Leaders in Pharmaceutical Business Intelligence (LPBI) Group

Targeting KRAS Mutations In Pancreatic Tumours

Curator: David Orchard-Webb, PhD

In pancreatic cancer KRAS is mutated between 70-90%. Next generation sequencing suggests 90%, however it must be understood that the allelic frequency of KRAS mutation will not be 100% – not all the cells within the tumour will contain a KRAS mutation due to tumour heterogeneity [1]. Regardless of the exact figure KRAS mutation is more frequent in pancreatic ductal adenocarcinoma (PDAC) than in any other cancer and plays a role in cancer initiation and progression. The four most common KRAS mutations in PDAC are G12D > G12V > G12C > G13D [2]. The use of mutant RAS peptides as a cancer vaccine immunotherapy is an established concept and the nordic company Targovax has a RAS vaccine called TG01 in phase I/II clinical trials for pancreatic cancer.
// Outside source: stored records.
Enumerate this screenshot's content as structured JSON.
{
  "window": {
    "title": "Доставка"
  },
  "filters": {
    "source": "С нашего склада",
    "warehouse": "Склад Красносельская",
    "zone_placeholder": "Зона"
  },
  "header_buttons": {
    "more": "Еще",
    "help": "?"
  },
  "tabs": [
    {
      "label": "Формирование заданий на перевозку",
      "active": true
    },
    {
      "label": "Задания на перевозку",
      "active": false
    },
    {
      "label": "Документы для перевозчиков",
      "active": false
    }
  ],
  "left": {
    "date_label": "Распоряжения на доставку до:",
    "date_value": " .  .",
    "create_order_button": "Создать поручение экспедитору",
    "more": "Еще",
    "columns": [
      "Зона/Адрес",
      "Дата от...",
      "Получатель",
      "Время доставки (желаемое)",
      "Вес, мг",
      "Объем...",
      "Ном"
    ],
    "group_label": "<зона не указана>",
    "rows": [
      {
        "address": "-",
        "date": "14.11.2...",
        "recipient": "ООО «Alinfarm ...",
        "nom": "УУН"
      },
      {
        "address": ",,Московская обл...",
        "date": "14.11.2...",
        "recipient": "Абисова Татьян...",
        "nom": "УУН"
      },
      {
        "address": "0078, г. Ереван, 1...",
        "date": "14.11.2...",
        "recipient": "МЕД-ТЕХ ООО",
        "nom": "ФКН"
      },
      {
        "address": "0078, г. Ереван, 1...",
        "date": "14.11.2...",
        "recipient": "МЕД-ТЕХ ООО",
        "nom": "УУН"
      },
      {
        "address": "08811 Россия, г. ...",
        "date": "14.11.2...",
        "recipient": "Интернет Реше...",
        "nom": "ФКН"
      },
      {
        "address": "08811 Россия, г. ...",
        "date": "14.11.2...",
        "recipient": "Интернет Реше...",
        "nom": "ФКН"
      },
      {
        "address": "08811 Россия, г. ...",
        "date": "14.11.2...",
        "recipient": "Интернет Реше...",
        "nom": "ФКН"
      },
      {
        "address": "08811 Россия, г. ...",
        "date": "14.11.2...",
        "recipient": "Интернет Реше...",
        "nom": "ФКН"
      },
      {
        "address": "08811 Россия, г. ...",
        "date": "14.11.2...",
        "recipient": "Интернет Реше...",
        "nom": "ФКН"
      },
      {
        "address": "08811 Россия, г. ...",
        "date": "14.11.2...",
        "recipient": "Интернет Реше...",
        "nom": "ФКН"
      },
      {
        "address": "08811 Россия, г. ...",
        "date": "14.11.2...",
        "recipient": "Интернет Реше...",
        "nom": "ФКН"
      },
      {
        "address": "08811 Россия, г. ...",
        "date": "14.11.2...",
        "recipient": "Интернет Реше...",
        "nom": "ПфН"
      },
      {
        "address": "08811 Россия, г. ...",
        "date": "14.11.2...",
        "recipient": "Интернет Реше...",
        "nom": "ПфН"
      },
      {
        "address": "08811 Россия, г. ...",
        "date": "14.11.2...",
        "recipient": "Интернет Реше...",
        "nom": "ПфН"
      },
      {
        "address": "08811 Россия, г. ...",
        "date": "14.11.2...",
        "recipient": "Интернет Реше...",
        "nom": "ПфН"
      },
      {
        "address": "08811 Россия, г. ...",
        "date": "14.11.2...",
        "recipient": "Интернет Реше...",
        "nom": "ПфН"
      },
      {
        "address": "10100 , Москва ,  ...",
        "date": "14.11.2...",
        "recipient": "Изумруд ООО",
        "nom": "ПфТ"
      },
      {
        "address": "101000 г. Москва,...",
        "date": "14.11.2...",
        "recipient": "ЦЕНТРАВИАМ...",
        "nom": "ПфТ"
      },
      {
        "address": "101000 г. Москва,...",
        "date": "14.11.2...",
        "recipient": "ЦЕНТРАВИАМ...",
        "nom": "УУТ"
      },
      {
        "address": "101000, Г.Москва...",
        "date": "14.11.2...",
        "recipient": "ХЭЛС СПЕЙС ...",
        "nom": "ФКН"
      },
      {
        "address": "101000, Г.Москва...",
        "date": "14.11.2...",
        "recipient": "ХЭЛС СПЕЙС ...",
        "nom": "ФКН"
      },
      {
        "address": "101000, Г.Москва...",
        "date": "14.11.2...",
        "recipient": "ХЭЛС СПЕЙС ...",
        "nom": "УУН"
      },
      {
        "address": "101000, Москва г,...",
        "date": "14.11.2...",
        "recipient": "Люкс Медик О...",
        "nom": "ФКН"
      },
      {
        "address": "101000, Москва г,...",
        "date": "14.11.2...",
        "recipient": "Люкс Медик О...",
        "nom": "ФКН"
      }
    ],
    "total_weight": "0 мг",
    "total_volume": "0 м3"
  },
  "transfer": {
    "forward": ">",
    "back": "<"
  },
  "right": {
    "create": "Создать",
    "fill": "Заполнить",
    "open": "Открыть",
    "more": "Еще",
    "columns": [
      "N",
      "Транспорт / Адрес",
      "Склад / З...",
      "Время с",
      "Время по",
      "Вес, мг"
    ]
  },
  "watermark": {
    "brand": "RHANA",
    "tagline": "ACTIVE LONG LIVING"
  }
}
Inhibiting the signalling activity of KRAS in pancreatic cancers is also attractive however failures most notably of the farnesyl transferase inhibitors in clinical trials has led to unwarranted pessimism. Two farnesyl transferase inhibitors have been tested and failed in clinical trials of pancreatic cancer, Tipifarnib (Johnson & Johnson), and L-778.123 (Merck & Co.) [3]. However farnesyltransferase inhibitors may still have a role in the treatment of a rare subset of pancreatic cancer patients. Importantly rare cases of complete response to farnesyltransferase inhibitors are known in pancreatic cancer patients [4]. Recently new drug targets that shut-down mutated RAS signalling have emerged.

Small molecule competitive binders of the prenyl-binding protein PDEδ have been developed by researchers at the Max Planck Institute of Molecular Physiology, Dortmund, Germany. RAS localisation to the membrane is essential for its signalling in cancer. RAS proteins are farnesylated and this modulates their localisation to the plasma membrane. The farnesyl tail of RAS is bound by PDEδ which facilitates its transport to the plasma membrane. A series of compounds with ever greater affinity for the PDEδ pocket that binds RAS have been synthesised. Deltazinone was their first generation compound and Deltarasin their second generation compound [5, 6]. The Dortmund group have shown in pancreatic cancer cell lines with mutated KRAS that these compounds reduce cell proliferation.

A new small molecule called Rigosertib has been developed by the laboratory of E. Premkumar Reddy (New York) and collaborators which binds to the RAS-binding domain (RBD) present in proteins that interact with RAS and thus block this interaction, nullifying activated RAS [7]. Rigosertib dramatically reduced the growth of human HCT116 colon cancer cell line implanted as a mouse xenograft. It also reduced the number of Pancreatic Intraepithelial Neoplasia (PanIN) lesions, precursors of PDAC, present in KRAS mutant mice.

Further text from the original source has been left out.